Run to Race or Race to Run? (and my 'Off-Season' Plans)

When I was at the Mustache Dache, I was chatting with a friend and asked if her husband (also a runner) was at the race.  Alas, he was not.  She told me that he loves to race, but he hates the training.  This week, in an email exchange regarding the Seattle Half, another friend said something like running isn't really fun, or as fun, until race day.  On the other hand, in a Q&A section of the most recent Runner's World, a reader asked whether you could set running goals without racing.  These exchanges got me to thinking about whether most people race just so that they can do the running, or do the running just so that they can race.

Depending upon the circumstances, there are times that I can vacillate between feeling one way or the other.  But overall, as much as I do love race day, I think I like it best once it's over!  Don't get me wrong, I fell in 'run-love' while training for a race and set most of my running goals with races.  But all the effort that goes into a goal race comes down to just one day - one morning with so many variables that are out of your control.  The early hour, the nerves, the anticipation, getting into the pain-place to hit those goals isn't the fun part.  

Ah, always fun to break out this old pic!
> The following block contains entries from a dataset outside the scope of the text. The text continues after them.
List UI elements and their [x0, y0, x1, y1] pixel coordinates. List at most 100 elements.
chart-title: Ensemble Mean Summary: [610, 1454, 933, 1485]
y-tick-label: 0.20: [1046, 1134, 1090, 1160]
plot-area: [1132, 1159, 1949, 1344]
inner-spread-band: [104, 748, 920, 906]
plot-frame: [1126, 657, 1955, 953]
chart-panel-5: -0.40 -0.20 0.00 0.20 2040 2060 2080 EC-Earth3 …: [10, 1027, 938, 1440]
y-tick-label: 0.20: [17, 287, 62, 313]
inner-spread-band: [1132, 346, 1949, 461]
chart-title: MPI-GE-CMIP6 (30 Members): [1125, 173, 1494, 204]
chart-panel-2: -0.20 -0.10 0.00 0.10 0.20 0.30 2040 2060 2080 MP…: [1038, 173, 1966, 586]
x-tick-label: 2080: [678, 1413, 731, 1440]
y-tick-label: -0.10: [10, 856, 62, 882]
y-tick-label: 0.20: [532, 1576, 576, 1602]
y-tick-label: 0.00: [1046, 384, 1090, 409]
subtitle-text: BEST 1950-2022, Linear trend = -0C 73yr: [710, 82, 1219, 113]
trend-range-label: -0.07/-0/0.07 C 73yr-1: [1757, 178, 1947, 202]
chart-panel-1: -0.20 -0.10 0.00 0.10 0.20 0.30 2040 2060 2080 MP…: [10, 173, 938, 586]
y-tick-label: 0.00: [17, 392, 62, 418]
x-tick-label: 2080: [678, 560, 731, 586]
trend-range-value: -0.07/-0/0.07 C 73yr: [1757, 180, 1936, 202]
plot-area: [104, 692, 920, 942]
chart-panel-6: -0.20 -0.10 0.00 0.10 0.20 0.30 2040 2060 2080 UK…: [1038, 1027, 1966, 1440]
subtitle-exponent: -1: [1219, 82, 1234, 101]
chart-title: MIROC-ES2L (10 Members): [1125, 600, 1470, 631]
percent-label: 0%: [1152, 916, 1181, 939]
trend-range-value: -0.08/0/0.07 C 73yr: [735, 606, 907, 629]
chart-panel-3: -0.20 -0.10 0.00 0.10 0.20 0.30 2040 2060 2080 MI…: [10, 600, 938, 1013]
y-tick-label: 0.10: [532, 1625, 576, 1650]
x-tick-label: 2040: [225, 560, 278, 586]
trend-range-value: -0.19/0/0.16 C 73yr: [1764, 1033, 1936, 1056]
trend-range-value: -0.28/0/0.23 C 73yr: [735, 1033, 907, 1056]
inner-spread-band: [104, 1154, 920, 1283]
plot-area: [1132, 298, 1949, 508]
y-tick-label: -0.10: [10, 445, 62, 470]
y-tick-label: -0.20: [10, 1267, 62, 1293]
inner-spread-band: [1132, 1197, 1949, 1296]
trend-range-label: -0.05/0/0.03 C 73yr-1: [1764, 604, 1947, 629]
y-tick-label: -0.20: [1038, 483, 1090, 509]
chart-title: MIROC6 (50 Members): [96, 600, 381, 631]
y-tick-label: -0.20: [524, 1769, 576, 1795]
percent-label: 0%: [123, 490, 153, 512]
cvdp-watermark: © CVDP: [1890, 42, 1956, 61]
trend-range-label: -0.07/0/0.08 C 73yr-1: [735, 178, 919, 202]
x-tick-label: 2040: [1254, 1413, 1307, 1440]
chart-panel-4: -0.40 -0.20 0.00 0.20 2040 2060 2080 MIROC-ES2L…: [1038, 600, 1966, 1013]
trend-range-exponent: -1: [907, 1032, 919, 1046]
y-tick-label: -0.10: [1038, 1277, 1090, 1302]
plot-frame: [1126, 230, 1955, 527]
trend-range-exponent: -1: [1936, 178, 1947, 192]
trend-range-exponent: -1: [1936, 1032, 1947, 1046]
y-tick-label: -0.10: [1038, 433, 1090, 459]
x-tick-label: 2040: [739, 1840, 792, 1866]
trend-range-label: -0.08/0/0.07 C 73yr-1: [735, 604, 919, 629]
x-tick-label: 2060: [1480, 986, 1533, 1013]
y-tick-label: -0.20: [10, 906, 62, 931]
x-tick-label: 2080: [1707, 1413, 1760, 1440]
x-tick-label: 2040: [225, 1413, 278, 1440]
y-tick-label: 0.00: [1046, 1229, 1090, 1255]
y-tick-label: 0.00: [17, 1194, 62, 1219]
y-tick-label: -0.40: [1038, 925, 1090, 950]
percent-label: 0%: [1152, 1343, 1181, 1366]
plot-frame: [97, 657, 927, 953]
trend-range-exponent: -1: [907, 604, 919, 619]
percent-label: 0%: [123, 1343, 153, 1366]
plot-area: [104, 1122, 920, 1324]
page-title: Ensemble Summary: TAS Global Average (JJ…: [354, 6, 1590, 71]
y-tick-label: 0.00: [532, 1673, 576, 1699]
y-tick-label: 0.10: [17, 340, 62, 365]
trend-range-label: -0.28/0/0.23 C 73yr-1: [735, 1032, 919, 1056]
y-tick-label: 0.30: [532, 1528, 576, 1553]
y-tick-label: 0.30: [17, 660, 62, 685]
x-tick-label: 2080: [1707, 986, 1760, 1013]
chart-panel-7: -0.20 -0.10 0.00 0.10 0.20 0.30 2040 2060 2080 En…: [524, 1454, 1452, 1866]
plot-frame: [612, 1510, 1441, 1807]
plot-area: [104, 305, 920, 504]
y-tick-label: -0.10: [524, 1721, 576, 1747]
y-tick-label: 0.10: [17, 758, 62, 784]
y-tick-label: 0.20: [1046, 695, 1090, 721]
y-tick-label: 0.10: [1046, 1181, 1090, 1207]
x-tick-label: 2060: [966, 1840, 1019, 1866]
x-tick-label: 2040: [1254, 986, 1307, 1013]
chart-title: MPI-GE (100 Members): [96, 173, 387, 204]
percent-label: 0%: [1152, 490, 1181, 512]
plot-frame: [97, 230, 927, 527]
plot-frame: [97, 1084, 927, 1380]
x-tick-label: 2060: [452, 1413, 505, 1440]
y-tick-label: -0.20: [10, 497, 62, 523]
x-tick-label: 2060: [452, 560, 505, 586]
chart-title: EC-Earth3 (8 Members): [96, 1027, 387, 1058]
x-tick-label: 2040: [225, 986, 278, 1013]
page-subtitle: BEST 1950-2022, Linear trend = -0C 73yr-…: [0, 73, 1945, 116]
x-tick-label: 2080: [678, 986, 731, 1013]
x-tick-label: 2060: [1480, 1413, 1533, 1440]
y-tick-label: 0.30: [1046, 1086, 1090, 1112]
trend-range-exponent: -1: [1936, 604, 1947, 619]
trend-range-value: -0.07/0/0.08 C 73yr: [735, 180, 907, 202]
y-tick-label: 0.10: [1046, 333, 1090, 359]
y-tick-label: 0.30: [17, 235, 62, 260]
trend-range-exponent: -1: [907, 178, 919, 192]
But, this was my half marathon PR race - gotta get into that pain-place.  

But, racing IS fun, too!  Obviously, or I wouldn't do it all the time.  I think this was a 10K PR at the time I ran it, and have since improved upon that time.

For me, the fun part is when it's over and I can look back and hopefully enjoy the awesome feeling of a PR, a race well run, or to learn from my mistakes and start planning my next training cycle.  A cycle that includes a Saturday long run, a really confidence boosting interval workout, or just an easy couple of miles to shake off the stress of the day.  To quote Kara Goucher:

"That's the thing about running: the greatest runs are rarely measured by Racing success.  They are moments in time when running allows you to see how wonderful your life is."

So I would answer that Runner's World reader question with a resounding YES (as did RW), there are other ways to set running goals without having to race.  You can do a running streak and try to work on consistency: set a goal of days run per week or per month.  The same can be done with mileage goals.  Or train to try new things, like a relay or a trail run.

I'm really hoping to add more trail running to the schedule next year.
Which brings me to current goals and 'off-season' plans.  I use quotation marks because in Seattle, I could race all year 'round and would love to have a goal race (a 5K PR is nigh) for early next year.  But, my wonky hamstring is acting up and I don't want to spend the first quarter of the year fixing it like I did last year.  So!  The idea of running the Seattle Half as a Thanksgiving weekend tradition is off the table for this year.  Right now I'm still running, but taking it easy on mileage and speed and focusing on getting back to being a bootcamp regular.  I've analyzed my last couple of half marathons over and over, as they've all been a bit of a bust in some way since my PR almost TWO YEARS AGO.  And what's crazy is that I set that PR by following a Hal Higdon training plan - no tempos, no speedwork, just mileage buildup.  I realized that, at the time, I was consistently hitting my bootcamp class twice a week.  Over the last two years, I've been focused on more complex training plans: getting in a tempo, speed, long run, etc. which has resulted in going to class about once a week.  While my hamstring is working itself out (and I get a little work done on it), I'm hitting up the classes at the Y like a BOSS.  I've gone to a new strength and cardio class a few times, I'm hoping to try the new Barre class and they're offering some TRX now, too.  Once I feel like I'm in racing shape, I'll channel my old Higdon/bootcamp training self, with maaaybe a bit of tempo and speedwork thrown in...


  1. Hope your hamstring turns it frown upside-down. Maybe you can channel a little extra spirit in my direction for the half! I'm excited but nervous, as this is my second half and I know what I'm getting myself in for. But I followed my Hal plan and built my mileage so I'm ready. I'm totally a race to run person, so for me it's really about what I've accomplished the last 16 weeks just as much as about Sunday's run.
    Happy Thanksgiving!

    1. you'll do great! putting good ju-ju towards Seattle for all my peeps running Sunday :)

  2. I really enjoy the training part, but in order to do the training part, there has to be a race at some point! But I'm with you, the race day itself can be kind of annoying. I hope your hammy starts behaving soon!!